Drug Commissioner calls for the setting up of a Spanish-style "drug fund”
In an interview with VRT Radio 1’s morning news and current affairs programme ‘De ochtend’, the National Drugs Commissioner Ine Van Wymersch has said that close cooperation between all agencies is essential if the drug problem in Brussels is to be bought under control. Also essential is that sufficient staff and resources are provided. There is currently no money for this. However, Ms Wymersch suggest a "creative solution in the form of "drug fund" such as what currently exists in Spain. Through such a fund, the money that is confiscated from the criminals involved in the drugs trade must flow back to the judiciary, the police and social workers that deal with those whose lives have been ruined by drugs.
She added that “We have to tackle the drug problem at its roots". Ms Van Wymersch went onto say that focusing solely on enforcement will not solve the problem. "It makes no sense for the police to arrest users and then release them a few hours later, because the case isn’t strong enough for a prosecution”.
The Drugs Commissioner sees three areas that are important if we want to get the drug problem in Belgium under control: "Firstly, there is enforcement: the police and the judiciary. In addition to this assistance and prevention also play an important role. Finally, there is infrastructure. "
Ine Van Wymersch believes that focusing solely on enforcement is not the solution? "I think everyone realises that these people are in a vulnerable situation and that the solution will not only come from the police and the judiciary. Their role is to support those that offer help and assistance on the ground so that they can do their job in safety."
Extra money is needed to ensure that all the relevant agencies involved can do their job. "Everyone is asking for more staff and more resources. But there is not enough money available and so we have to be creative”, the Drug Commissioner said.
For example, she refers to Spain where they have a "drug fund". "The criminals’ money flows back through the fund to the agencies that help people with drug issues and also to the police and the judiciary."
The Drugs Commissioners’ office is currently examining, amongst other things, how such a fund would work here in Belgium. It will present the government and the National Security Council with its findings soon.
"If the proposal is included in the agreement between the parties that form the next government, we can start working on it during the next legislature and make structural changes."
Brussels-South and Brussels-North
In Brussels, crack in particular appears to be a major problem. "It’s the drug of the poor. They use it to escape reality for a while. But after the ‘high’ the ‘crash’ comes almost immediately."
This problem becomes painfully clear in and around the Brussels-South and Brussels-North railway stations. "Travellers often see people lying on the floor who are completely out of their mind. Long-term users also start to hallucinate and then wander around the corridors of the station in confusion."

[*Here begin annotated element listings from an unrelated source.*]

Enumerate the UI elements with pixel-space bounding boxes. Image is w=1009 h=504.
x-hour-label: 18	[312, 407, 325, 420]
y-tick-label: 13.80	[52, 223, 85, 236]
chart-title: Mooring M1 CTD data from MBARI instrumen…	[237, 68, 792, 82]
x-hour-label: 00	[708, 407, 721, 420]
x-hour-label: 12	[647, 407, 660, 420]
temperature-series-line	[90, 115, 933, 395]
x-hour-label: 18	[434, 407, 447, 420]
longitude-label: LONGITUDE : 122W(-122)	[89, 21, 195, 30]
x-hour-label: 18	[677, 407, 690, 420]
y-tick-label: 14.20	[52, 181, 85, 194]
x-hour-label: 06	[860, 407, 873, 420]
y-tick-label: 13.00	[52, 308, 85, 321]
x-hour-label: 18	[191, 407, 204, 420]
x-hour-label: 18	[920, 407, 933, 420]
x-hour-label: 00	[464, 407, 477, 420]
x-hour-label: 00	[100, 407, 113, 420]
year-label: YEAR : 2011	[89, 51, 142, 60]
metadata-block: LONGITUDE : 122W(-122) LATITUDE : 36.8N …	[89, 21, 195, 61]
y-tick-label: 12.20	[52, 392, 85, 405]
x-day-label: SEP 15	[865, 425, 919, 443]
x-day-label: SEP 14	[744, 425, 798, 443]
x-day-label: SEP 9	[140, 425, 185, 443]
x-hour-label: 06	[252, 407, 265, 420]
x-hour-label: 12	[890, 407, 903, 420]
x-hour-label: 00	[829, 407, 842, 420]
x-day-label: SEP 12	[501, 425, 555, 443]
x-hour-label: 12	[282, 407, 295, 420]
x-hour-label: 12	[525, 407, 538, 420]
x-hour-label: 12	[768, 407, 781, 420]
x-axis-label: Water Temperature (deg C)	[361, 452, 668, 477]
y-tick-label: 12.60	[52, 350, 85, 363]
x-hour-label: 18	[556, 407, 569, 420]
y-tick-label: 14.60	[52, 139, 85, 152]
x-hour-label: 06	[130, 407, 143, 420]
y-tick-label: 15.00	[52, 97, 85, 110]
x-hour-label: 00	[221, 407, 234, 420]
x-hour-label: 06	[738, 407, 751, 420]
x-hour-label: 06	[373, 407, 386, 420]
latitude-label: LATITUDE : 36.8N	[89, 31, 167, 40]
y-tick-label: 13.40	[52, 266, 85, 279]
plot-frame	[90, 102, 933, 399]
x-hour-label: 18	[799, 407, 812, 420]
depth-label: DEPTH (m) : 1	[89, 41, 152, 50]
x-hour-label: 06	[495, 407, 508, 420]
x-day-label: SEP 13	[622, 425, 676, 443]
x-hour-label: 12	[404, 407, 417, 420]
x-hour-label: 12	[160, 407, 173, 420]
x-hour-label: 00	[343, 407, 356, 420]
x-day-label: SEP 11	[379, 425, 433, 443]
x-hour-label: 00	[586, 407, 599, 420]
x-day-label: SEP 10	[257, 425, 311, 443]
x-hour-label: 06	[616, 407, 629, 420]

The drug use often leads to crime. "It’s an addiction. People live from dose to dose and commit crimes to get to the next dose faster." Or they beg. "Because not all users end up committing crimes. But begging also causes nuisance in the station and its environs."
Ms Van Wymersch suggests adapting station buildings by for example reducing the number of points of entry/exit and reducing the number of places that might be attractive to dealers that wish to conceal drugs. She told VRT News that "We have asked Infrabel and NMBS to take a closer look at the infrastructure at the stations".